Девушка тихо вздохнула, продолжая смотреть на Кравцова своими большими чистыми глазами.
— Чего пришла? — хрипло спросил Кравцов, отставляя аккордеон в сторону.
— Перестали бы вы пить, а, — произнесла с тихой мольбой девушка.
— А тебе-то что? — огрызнулся он, брякнув аккордеон о пол. Цезарь недовольно заурчал. Павел Сергеевич сердито взглянул на него. — Ну ты-то чего? Ещё ее пустил… Тоже мне, сторож…
— Да вот посёлок весь…
— А какое мне дело до всего посёлка? — он повернулся к девушке лицом и серьезно на неё взглянул. Вздохнул и откинулся на спинку кровати, недовольно сложив руки на груди. — К вам по-человечески, а вы, блин…
— А как вы ко мне относитесь? — неожиданно спросила она, чуть подавшись вперед.

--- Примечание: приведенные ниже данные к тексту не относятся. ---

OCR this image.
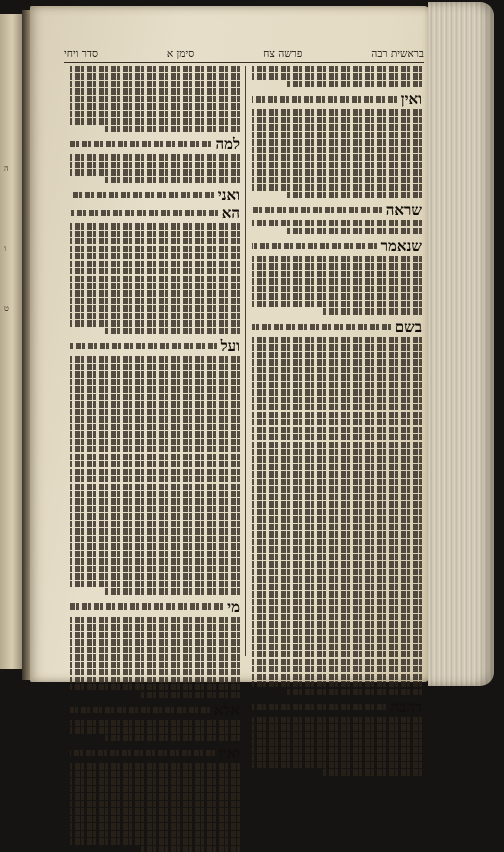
ה
ו
ט
בראשית רבה
פרשה צח
סימן א
סדר ויחי
ואין
שראה
שנאמר
בשם
דהבה
למה
ואני
הא
ועל
מי
אלא
ואין
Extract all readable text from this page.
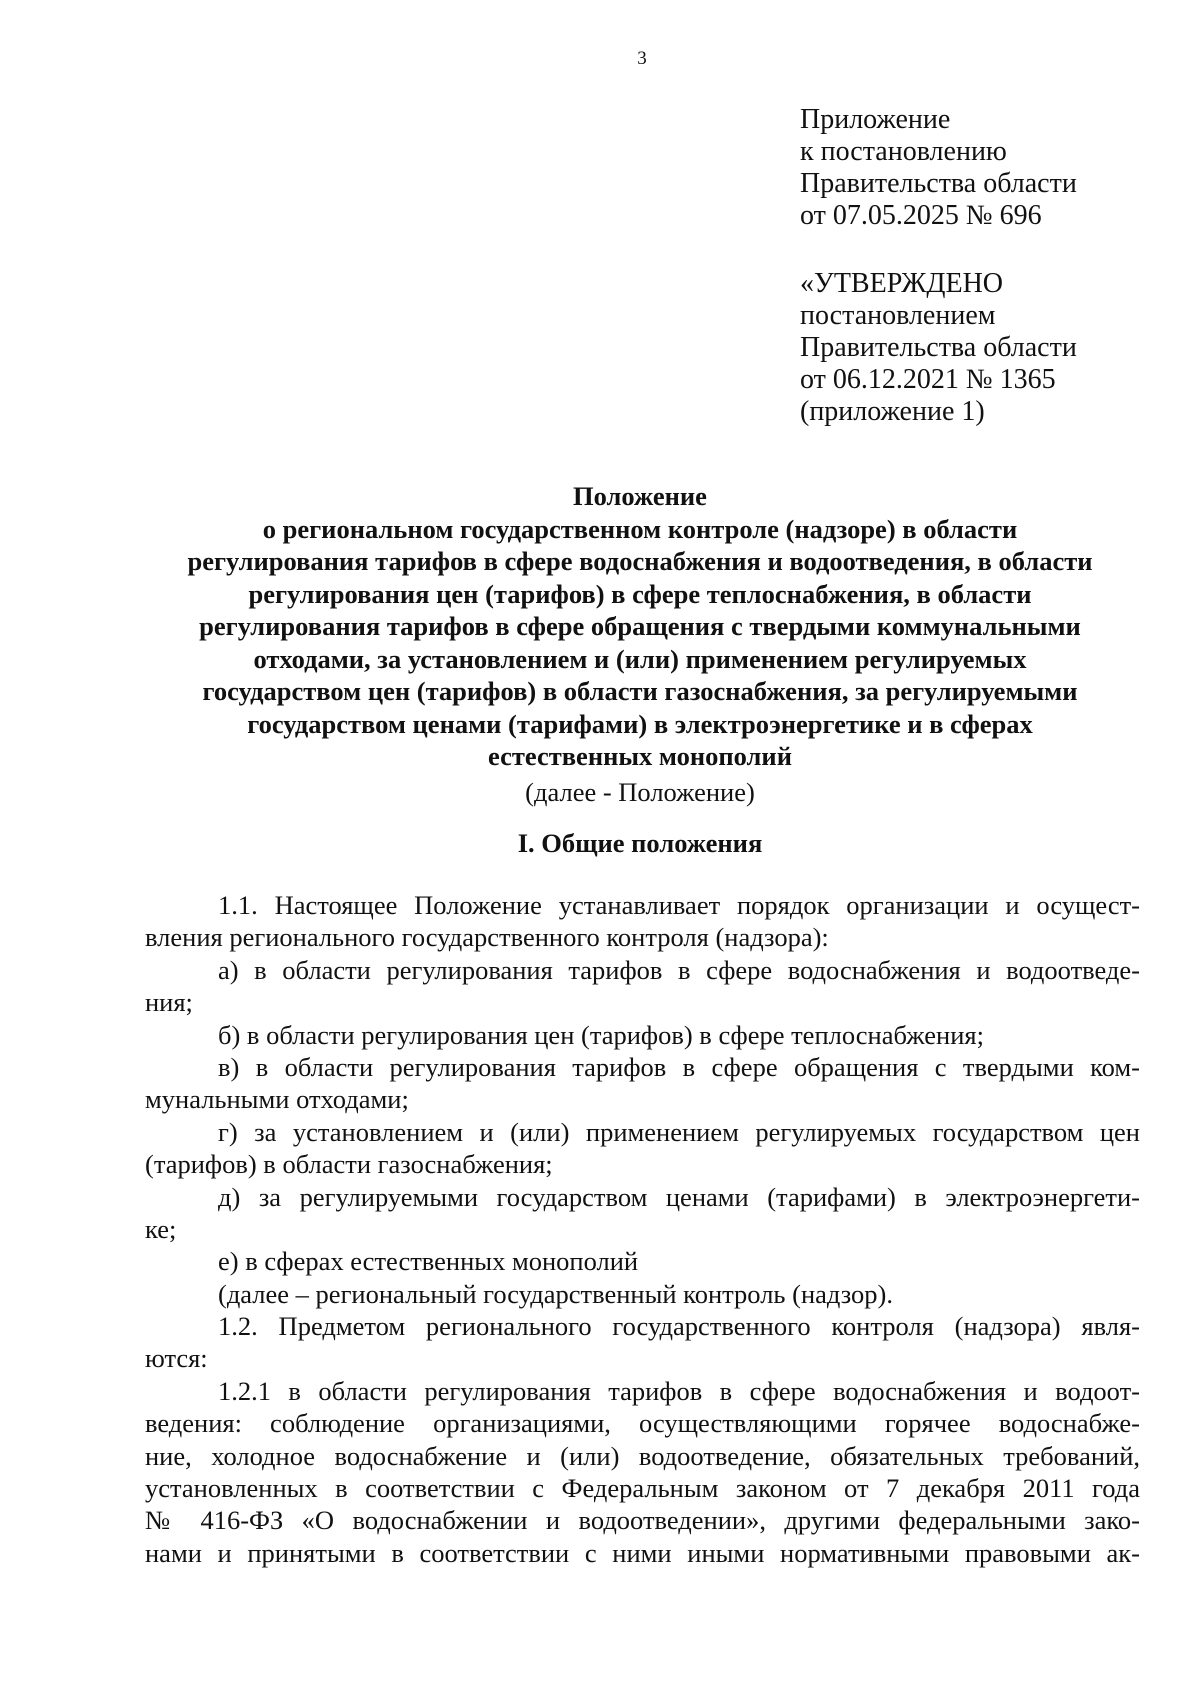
3
Приложение
к постановлению
Правительства области
от 07.05.2025 № 696
«УТВЕРЖДЕНО
постановлением
Правительства области
от 06.12.2021 № 1365
(приложение 1)
Положение
о региональном государственном контроле (надзоре) в области
регулирования тарифов в сфере водоснабжения и водоотведения, в области
регулирования цен (тарифов) в сфере теплоснабжения, в области
регулирования тарифов в сфере обращения с твердыми коммунальными
отходами, за установлением и (или) применением регулируемых
государством цен (тарифов) в области газоснабжения, за регулируемыми
государством ценами (тарифами) в электроэнергетике и в сферах
естественных монополий
(далее - Положение)
I. Общие положения
1.1. Настоящее Положение устанавливает порядок организации и осущест-
вления регионального государственного контроля (надзора):
а) в области регулирования тарифов в сфере водоснабжения и водоотведе-
ния;
б) в области регулирования цен (тарифов) в сфере теплоснабжения;
в) в области регулирования тарифов в сфере обращения с твердыми ком-
мунальными отходами;
г) за установлением и (или) применением регулируемых государством цен
(тарифов) в области газоснабжения;
д) за регулируемыми государством ценами (тарифами) в электроэнергети-
ке;
е) в сферах естественных монополий
(далее – региональный государственный контроль (надзор).
1.2. Предметом регионального государственного контроля (надзора) явля-
ются:
1.2.1 в области регулирования тарифов в сфере водоснабжения и водоот-
ведения: соблюдение организациями, осуществляющими горячее водоснабже-
ние, холодное водоснабжение и (или) водоотведение, обязательных требований,
установленных в соответствии с Федеральным законом от 7 декабря 2011 года
№ 416-ФЗ «О водоснабжении и водоотведении», другими федеральными зако-
нами и принятыми в соответствии с ними иными нормативными правовыми ак-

— Как? — переспросил Кравцов и как-то невесело усмехнулся. Хорошо, он бы даже сказал, замечательно. — А что?
— Не понимаете? — она вздохнула и, поджав губы, опустила голову. Он-то все понимал…

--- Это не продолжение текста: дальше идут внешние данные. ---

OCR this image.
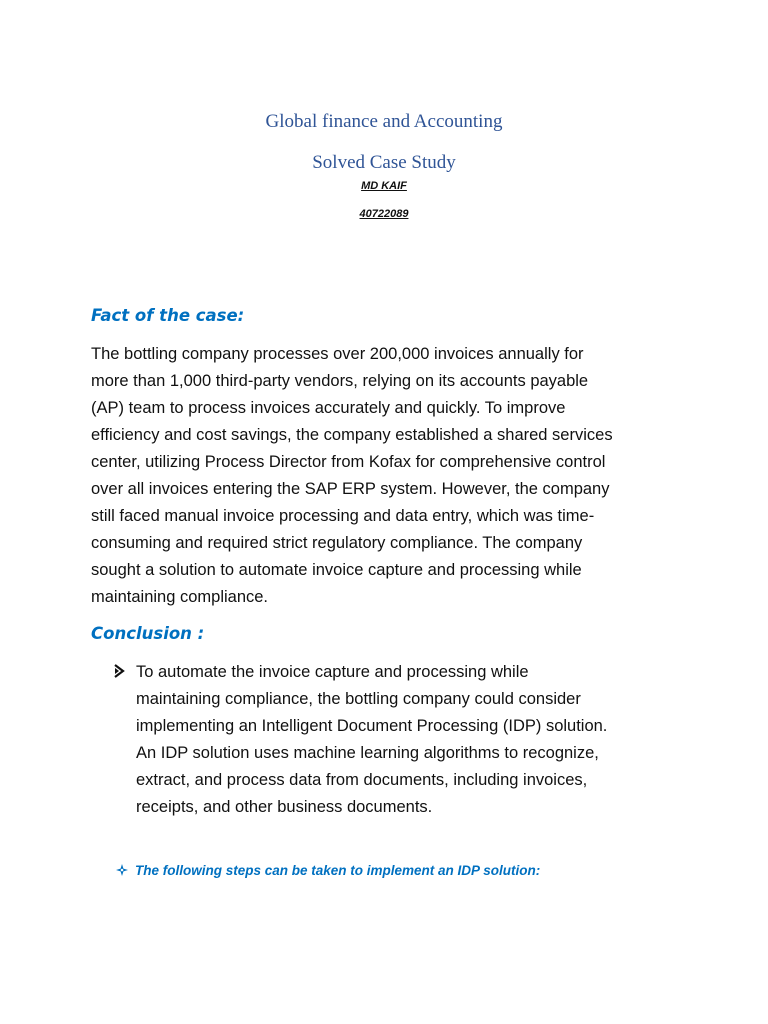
Global finance and Accounting
Solved Case Study
MD KAIF
40722089
Fact of the case:
The bottling company processes over 200,000 invoices annually for
more than 1,000 third-party vendors, relying on its accounts payable
(AP) team to process invoices accurately and quickly. To improve
efficiency and cost savings, the company established a shared services
center, utilizing Process Director from Kofax for comprehensive control
over all invoices entering the SAP ERP system. However, the company
still faced manual invoice processing and data entry, which was time-
consuming and required strict regulatory compliance. The company
sought a solution to automate invoice capture and processing while
maintaining compliance.
Conclusion :
To automate the invoice capture and processing while
maintaining compliance, the bottling company could consider
implementing an Intelligent Document Processing (IDP) solution.
An IDP solution uses machine learning algorithms to recognize,
extract, and process data from documents, including invoices,
receipts, and other business documents.
The following steps can be taken to implement an IDP solution:
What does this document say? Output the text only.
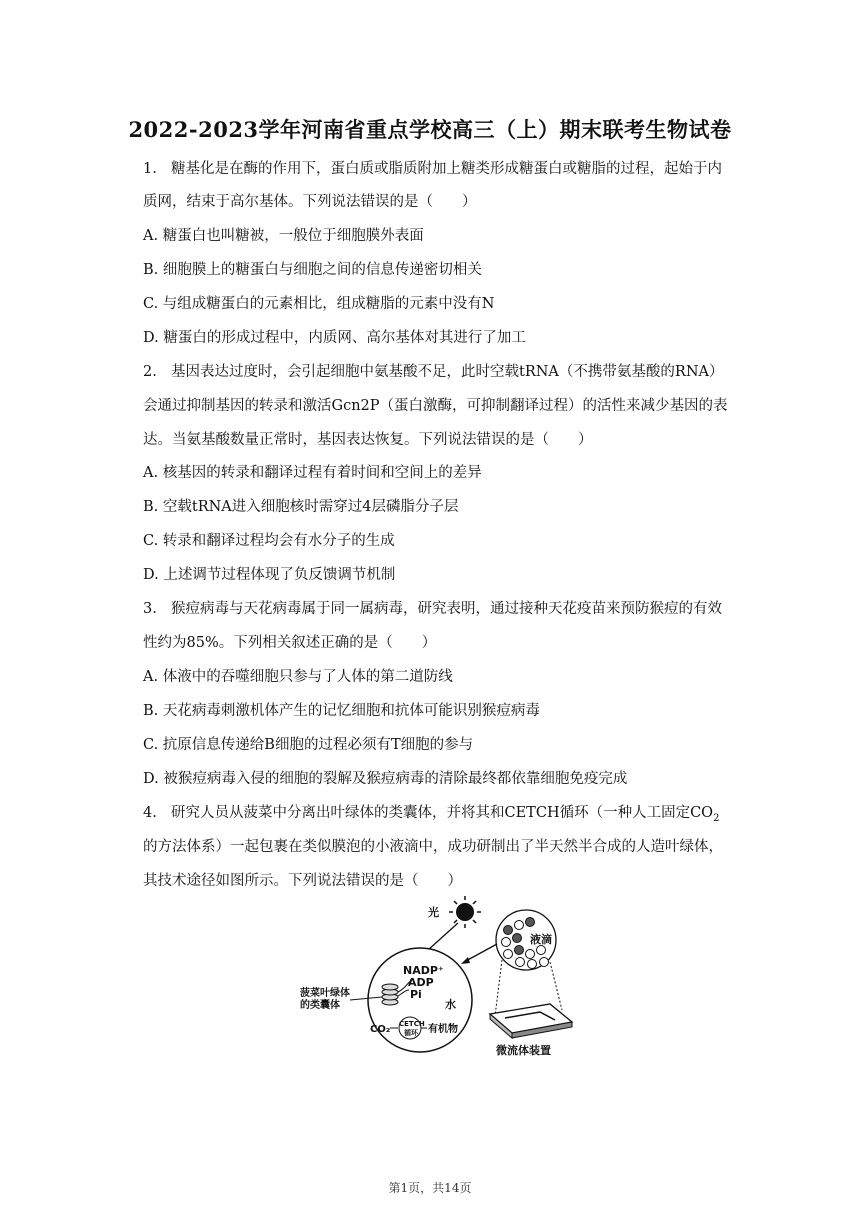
2022-2023学年河南省重点学校高三（上）期末联考生物试卷
1. 糖基化是在酶的作用下，蛋白质或脂质附加上糖类形成糖蛋白或糖脂的过程，起始于内
质网，结束于高尔基体。下列说法错误的是（　　）
A. 糖蛋白也叫糖被，一般位于细胞膜外表面
B. 细胞膜上的糖蛋白与细胞之间的信息传递密切相关
C. 与组成糖蛋白的元素相比，组成糖脂的元素中没有N
D. 糖蛋白的形成过程中，内质网、高尔基体对其进行了加工
2. 基因表达过度时，会引起细胞中氨基酸不足，此时空载tRNA（不携带氨基酸的RNA）
会通过抑制基因的转录和激活Gcn2P（蛋白激酶，可抑制翻译过程）的活性来减少基因的表
达。当氨基酸数量正常时，基因表达恢复。下列说法错误的是（　　）
A. 核基因的转录和翻译过程有着时间和空间上的差异
B. 空载tRNA进入细胞核时需穿过4层磷脂分子层
C. 转录和翻译过程均会有水分子的生成
D. 上述调节过程体现了负反馈调节机制
3. 猴痘病毒与天花病毒属于同一属病毒，研究表明，通过接种天花疫苗来预防猴痘的有效
性约为85%。下列相关叙述正确的是（　　）
A. 体液中的吞噬细胞只参与了人体的第二道防线
B. 天花病毒刺激机体产生的记忆细胞和抗体可能识别猴痘病毒
C. 抗原信息传递给B细胞的过程必须有T细胞的参与
D. 被猴痘病毒入侵的细胞的裂解及猴痘病毒的清除最终都依靠细胞免疫完成
4. 研究人员从菠菜中分离出叶绿体的类囊体，并将其和CETCH循环（一种人工固定$CO_2$
的方法体系）一起包裹在类似膜泡的小液滴中，成功研制出了半天然半合成的人造叶绿体，
其技术途径如图所示。下列说法错误的是（　　）
光
液滴
微流体装置
NADP⁺
ADP
Pi
水
CO₂ CETCH
循环 有机物
菠菜叶绿体
的类囊体
第1页，共14页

В этот момент лунный свет слабо осветил лицо девушки, и до того оно показалось Кравцову невероятно прекрасным, что у него даже дыхание перехватило. Павел Сергеевич наклонился к ней и, протянув руку, задумчиво провёл большим пальцем вниз по скуле и задержал его на чуть пухлых губах, что податливо раскрылись, стоило ему только чуть надавать на них. Ох уж эти губы окаянные… Нина была сама невинность и одновременно само желание, она была проста и прекрасна, как ливень в жаркий день, как глоток чистого воздуха, и затягивала участкового глубже в омут безумия с каждым вдохом, незаметным движением навстречу. Павел слабо улыбнулся своим мыслям. Ох уж эти думы потаённые…

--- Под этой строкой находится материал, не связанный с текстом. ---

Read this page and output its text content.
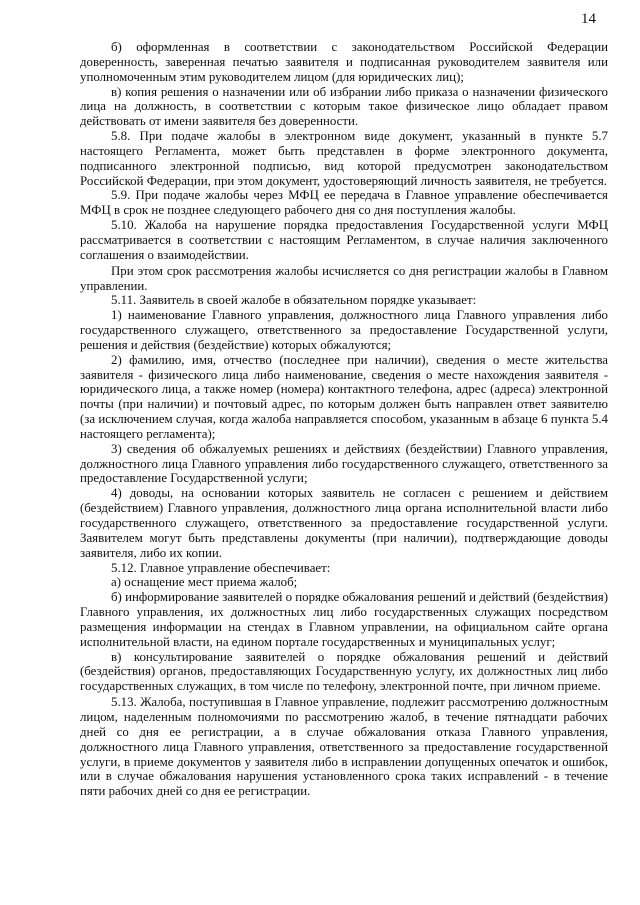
14

б) оформленная в соответствии с законодательством Российской Федерации доверенность, заверенная печатью заявителя и подписанная руководителем заявителя или уполномоченным этим руководителем лицом (для юридических лиц);

в) копия решения о назначении или об избрании либо приказа о назначении физического лица на должность, в соответствии с которым такое физическое лицо обладает правом действовать от имени заявителя без доверенности.

5.8. При подаче жалобы в электронном виде документ, указанный в пункте 5.7 настоящего Регламента, может быть представлен в форме электронного документа, подписанного электронной подписью, вид которой предусмотрен законодательством Российской Федерации, при этом документ, удостоверяющий личность заявителя, не требуется.

5.9. При подаче жалобы через МФЦ ее передача в Главное управление обеспечивается МФЦ в срок не позднее следующего рабочего дня со дня поступления жалобы.

5.10. Жалоба на нарушение порядка предоставления Государственной услуги МФЦ рассматривается в соответствии с настоящим Регламентом, в случае наличия заключенного соглашения о взаимодействии.

При этом срок рассмотрения жалобы исчисляется со дня регистрации жалобы в Главном управлении.

5.11. Заявитель в своей жалобе в обязательном порядке указывает:

1) наименование Главного управления, должностного лица Главного управления либо государственного служащего, ответственного за предоставление Государственной услуги, решения и действия (бездействие) которых обжалуются;

2) фамилию, имя, отчество (последнее при наличии), сведения о месте жительства заявителя - физического лица либо наименование, сведения о месте нахождения заявителя - юридического лица, а также номер (номера) контактного телефона, адрес (адреса) электронной почты (при наличии) и почтовый адрес, по которым должен быть направлен ответ заявителю (за исключением случая, когда жалоба направляется способом, указанным в абзаце 6 пункта 5.4 настоящего регламента);

3) сведения об обжалуемых решениях и действиях (бездействии) Главного управления, должностного лица Главного управления либо государственного служащего, ответственного за предоставление Государственной услуги;

4) доводы, на основании которых заявитель не согласен с решением и действием (бездействием) Главного управления, должностного лица органа исполнительной власти либо государственного служащего, ответственного за предоставление государственной услуги. Заявителем могут быть представлены документы (при наличии), подтверждающие доводы заявителя, либо их копии.

5.12. Главное управление обеспечивает:

а) оснащение мест приема жалоб;

б) информирование заявителей о порядке обжалования решений и действий (бездействия) Главного управления, их должностных лиц либо государственных служащих посредством размещения информации на стендах в Главном управлении, на официальном сайте органа исполнительной власти, на едином портале государственных и муниципальных услуг;

в) консультирование заявителей о порядке обжалования решений и действий (бездействия) органов, предоставляющих Государственную услугу, их должностных лиц либо государственных служащих, в том числе по телефону, электронной почте, при личном приеме.

5.13. Жалоба, поступившая в Главное управление, подлежит рассмотрению должностным лицом, наделенным полномочиями по рассмотрению жалоб, в течение пятнадцати рабочих дней со дня ее регистрации, а в случае обжалования отказа Главного управления, должностного лица Главного управления, ответственного за предоставление государственной услуги, в приеме документов у заявителя либо в исправлении допущенных опечаток и ошибок, или в случае обжалования нарушения установленного срока таких исправлений - в течение пяти рабочих дней со дня ее регистрации.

— Вы ж пьяный, — прошептала Нина с придыханием, — Павлик.
— В том-то и беда, — он грустно усмехнулся, — что трезвый я.
Обхватив уже обеими ладонями ее лицо, он придвинулся к ней и стал целовать теплую и мягкую щеку, ресницы, зажмуренные веки. Слабо отдавая себе отчет в том, что делает, Павел прильнул к ее губам с нежным, практически невесомым поцелуем, который вскоре становился все жарче и жарче. Дыхание сразу же сбилось, одна рука уползла в шёлковые волосы, зарываясь пальцами в них. Ему показалось, что он забыл, как дышать, а сердце перестало биться вовсе, замерев в груди от удовольствия.
— Нина, — вздохнул он, отстраняясь от девушки, — ох, Нина…
Взяв руки девушки в свои, Кравцов откинулся на спинку кровати и притянул ее к себе, прижав к груди. Ему хотелось обнять ее так крепко, чтобы практически раствориться в ней, стать с ней одним целым. Сейчас у него было такое чувство, будто все это тесное помещение поднимается вместе с ними куда-то ввысь и, покачиваясь, плывет сквозь ночь, сквозь годы, оставляя далеко позади воспоминания. Не было мыслей ни о былом, ни о будущем, не было ничего, кроме лишь одного настоящего, где была Нина. Ох уж эта бестолковая любовь…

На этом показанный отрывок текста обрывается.